Restoring Hearing With Beams of Light | IEEE Spectrum
There’s a popular misconception that cochlear implants restore natural hearing. In fact, these marvels of engineering give people a new kind of “electric hearing” that they must learn how to use.
Natural hearing results from vibrations hitting tiny structures called hair cells within the cochlea in the inner ear. A cochlear implant bypasses the damaged or dysfunctional parts of the ear and uses electrodes to directly stimulate the cochlear nerve, which sends signals to the brain. When my hearing-impaired patients have their cochlear implants turned on for the first time, they often report that voices sound flat and robotic and that background noises blur together and drown out voices. Although users can have many sessions with technicians to “tune” and adjust their implants’ settings to make sounds more pleasant and helpful, there’s a limit to what can be achieved with today’s technology.

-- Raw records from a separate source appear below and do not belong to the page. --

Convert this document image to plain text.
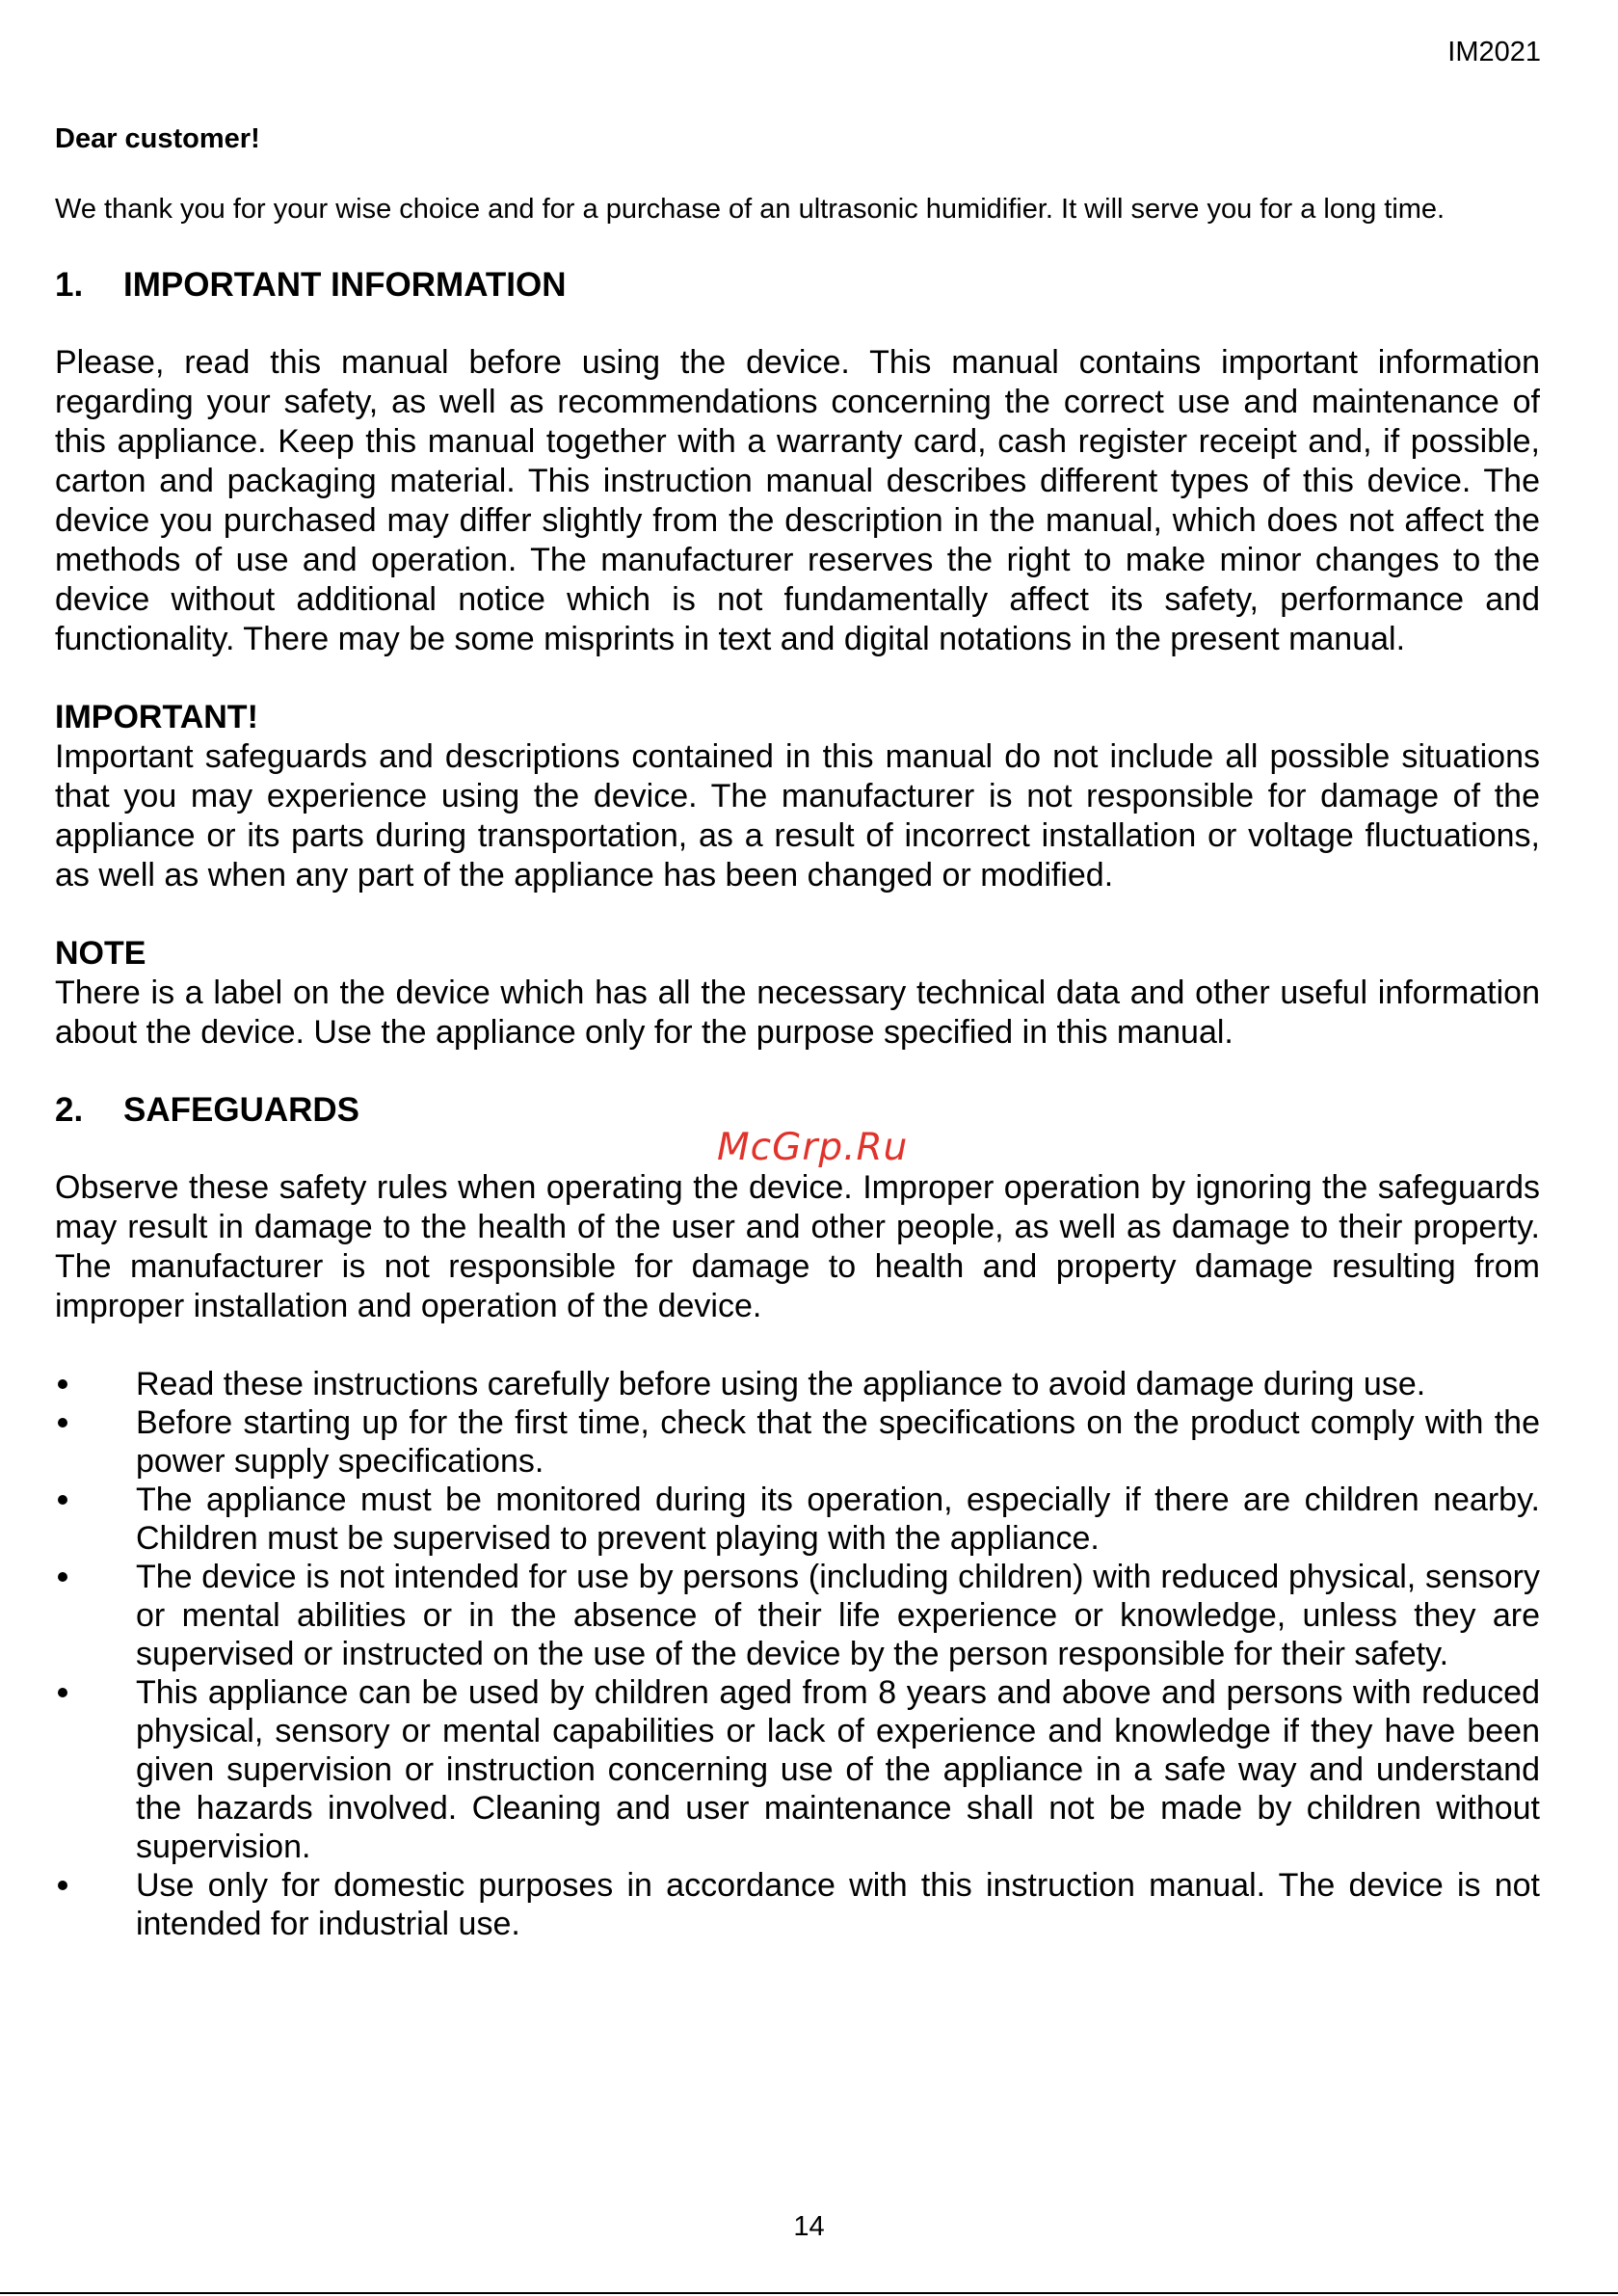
IM2021

Dear customer!

We thank you for your wise choice and for a purchase of an ultrasonic humidifier. It will serve you for a long time.

1.	IMPORTANT INFORMATION

Please, read this manual before using the device. This manual contains important information regarding your safety, as well as recommendations concerning the correct use and maintenance of this appliance. Keep this manual together with a warranty card, cash register receipt and, if possible, carton and packaging material. This instruction manual describes different types of this device. The device you purchased may differ slightly from the description in the manual, which does not affect the methods of use and operation. The manufacturer reserves the right to make minor changes to the device without additional notice which is not fundamentally affect its safety, performance and functionality. There may be some misprints in text and digital notations in the present manual.

IMPORTANT!

Important safeguards and descriptions contained in this manual do not include all possible situations that you may experience using the device. The manufacturer is not responsible for damage of the appliance or its parts during transportation, as a result of incorrect installation or voltage fluctuations, as well as when any part of the appliance has been changed or modified.

NOTE

There is a label on the device which has all the necessary technical data and other useful information about the device. Use the appliance only for the purpose specified in this manual.

2.	SAFEGUARDS

Observe these safety rules when operating the device. Improper operation by ignoring the safeguards may result in damage to the health of the user and other people, as well as damage to their property. The manufacturer is not responsible for damage to health and property damage resulting from improper installation and operation of the device.

Read these instructions carefully before using the appliance to avoid damage during use.
Before starting up for the first time, check that the specifications on the product comply with the power supply specifications.
The appliance must be monitored during its operation, especially if there are children nearby. Children must be supervised to prevent playing with the appliance.
The device is not intended for use by persons (including children) with reduced physical, sensory or mental abilities or in the absence of their life experience or knowledge, unless they are supervised or instructed on the use of the device by the person responsible for their safety.
This appliance can be used by children aged from 8 years and above and persons with reduced physical, sensory or mental capabilities or lack of experience and knowledge if they have been given supervision or instruction concerning use of the appliance in a safe way and understand the hazards involved. Cleaning and user maintenance shall not be made by children without supervision.
Use only for domestic purposes in accordance with this instruction manual. The device is not intended for industrial use.
McGrp.Ru
14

I have been an otolaryngologist for more than two decades. My patients tell me they want more natural sound, more enjoyment of music, and most of all, better comprehension of speech, particularly in settings with background noise—the so-called cocktail party problem. For 15 years, my team at the University of Göttingen, in Germany, has been collaborating with colleagues at the University of Freiburg and beyond to reinvent the cochlear implant in a strikingly counterintuitive way: using light.